Nas tevês, sobretudo, propaga-se a diversidade, mas sabe-se que é só máscara. Na verdade, a tal diversidade não existe. Todos estão
enfronhados num mundo em que se precisa trabalhar, ganhar dinheiro para
sobreviver e consumir para gerar novos empregos. Caso alguém queira criar outro
modo de vida, digamos um modo de vida contemplativo, logo é criticado e taxado
de louco ou vagabundo. O bom sujeito é aquele que trabalha e não reclama.
Caso remontemos à antiguidade clássica, perceberemos que
muitos filósofos trafegaram no contrassenso do modo de pensar da maioria de seus
concidadãos. Vejamos Sócrates, Platão e até mesmo Aristóteles. Suas teorias,
que hoje soam tão sensatas, estabelecedoras da civilização ocidental, não foram
logo aceitas. Sócrates acabou condenado à morte; Aristóteles exilou-se no fim
da vida para que a filosofia não sofresse a segunda baixa; e Platão, cronologicamente entre
ambos, safou-se ao criar um sistema invisível que, na aparência, afigurava-se muito
inofensivo. O que podemos salientar entre esses pensadores, no entanto, é que conseguiram
pensar alternativas ao seu tempo.
Voltando ao mundo contemporâneo, pode-se perceber que o
século 20 foi pleno de tentativas de vida alternativa conhecidas como utopias, e muito anterior à época do movimento hippie a vida em pequenas comunidades já
tinha sido experimentada em vários cantos do mundo, inclusive no universo
judaico. Mesmo antes de um capitalismo tão avassalador, já se percebia, porém, que tais comunidades estavam fadadas à dissolução. As fábricas, nos subúrbios
das grandes cidades, necessitavam de mão de obra. O socialismo veio como
consequência a esse chamamento, surgia com a intenção de humanizar o setor
produtivo. Com a impressão de que os meios de produção eram propriedade coletiva,
a vida talvez parecesse mais fácil de ser suportada, embora desde o começo
ficasse claro que poucos seriam aqueles que realmente teriam o poder de mando,
e que os bens do estado estariam sempre distantes do povo.

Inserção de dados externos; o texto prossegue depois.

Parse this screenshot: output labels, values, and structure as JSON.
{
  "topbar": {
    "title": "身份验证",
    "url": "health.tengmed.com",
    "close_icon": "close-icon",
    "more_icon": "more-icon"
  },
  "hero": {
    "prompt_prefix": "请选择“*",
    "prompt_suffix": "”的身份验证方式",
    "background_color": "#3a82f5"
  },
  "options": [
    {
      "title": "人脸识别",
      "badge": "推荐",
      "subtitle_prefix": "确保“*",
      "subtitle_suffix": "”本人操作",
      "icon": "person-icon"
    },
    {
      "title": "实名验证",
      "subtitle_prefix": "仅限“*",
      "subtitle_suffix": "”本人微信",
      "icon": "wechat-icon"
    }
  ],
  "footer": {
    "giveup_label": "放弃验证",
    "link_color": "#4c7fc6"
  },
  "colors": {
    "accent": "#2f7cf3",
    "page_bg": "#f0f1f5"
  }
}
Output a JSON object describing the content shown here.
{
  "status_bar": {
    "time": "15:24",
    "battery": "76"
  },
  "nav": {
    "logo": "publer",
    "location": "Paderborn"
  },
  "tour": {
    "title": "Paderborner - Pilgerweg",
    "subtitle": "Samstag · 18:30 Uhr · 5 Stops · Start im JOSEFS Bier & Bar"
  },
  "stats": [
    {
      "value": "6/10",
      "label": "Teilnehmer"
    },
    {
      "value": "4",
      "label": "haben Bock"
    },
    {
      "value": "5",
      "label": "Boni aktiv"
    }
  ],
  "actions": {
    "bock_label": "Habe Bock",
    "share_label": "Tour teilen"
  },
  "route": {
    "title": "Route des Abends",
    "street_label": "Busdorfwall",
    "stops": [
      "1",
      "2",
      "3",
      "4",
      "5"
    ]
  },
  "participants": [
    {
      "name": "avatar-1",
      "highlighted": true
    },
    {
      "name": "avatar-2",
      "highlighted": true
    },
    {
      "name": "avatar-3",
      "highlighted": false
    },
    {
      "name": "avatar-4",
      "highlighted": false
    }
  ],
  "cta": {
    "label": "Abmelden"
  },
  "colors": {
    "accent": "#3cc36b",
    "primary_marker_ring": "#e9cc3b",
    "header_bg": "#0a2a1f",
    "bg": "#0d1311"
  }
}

Finda as utopias, sobretudo as de caráter universalista, a esperança de vida alternativa ainda tentou
sobrevier em pequenas comunidades espalhadas pelo mundo, mas a informação
massificada, cuja expansão foi alavancada em meados do século 20 pelo surgimento de novas tecnologias, não deixou que essas comunidades sobrevivessem. Sempre seria melhor
criar um imaginário em que todos pudessem se tornar felizes usufruindo os
benefícios da civilização, e a reboque disso consumissem produtos que
multiplicassem o capital de quem os produzia, potencializados estes ainda com a
hipotética possibilidade de participação dos cidadãos no capital das empresas cujas
ações são negociadas em bolsas de valores. O instrumento útil à propagação
dessa ideologia foi inicialmente a imprensa escrita, depois o cinema, a seguir o rádio e,
enfim, a TV. Hoje temos o computador, com a internet a propagar o que, no
entender do mundo do Capital, está mais à mão de todas as pessoas, os produtos
que supostamente tornam a vida mais confortável. E tudo está à distância de
apenas um clique. A conta? Bem, isso a gente depois resolve.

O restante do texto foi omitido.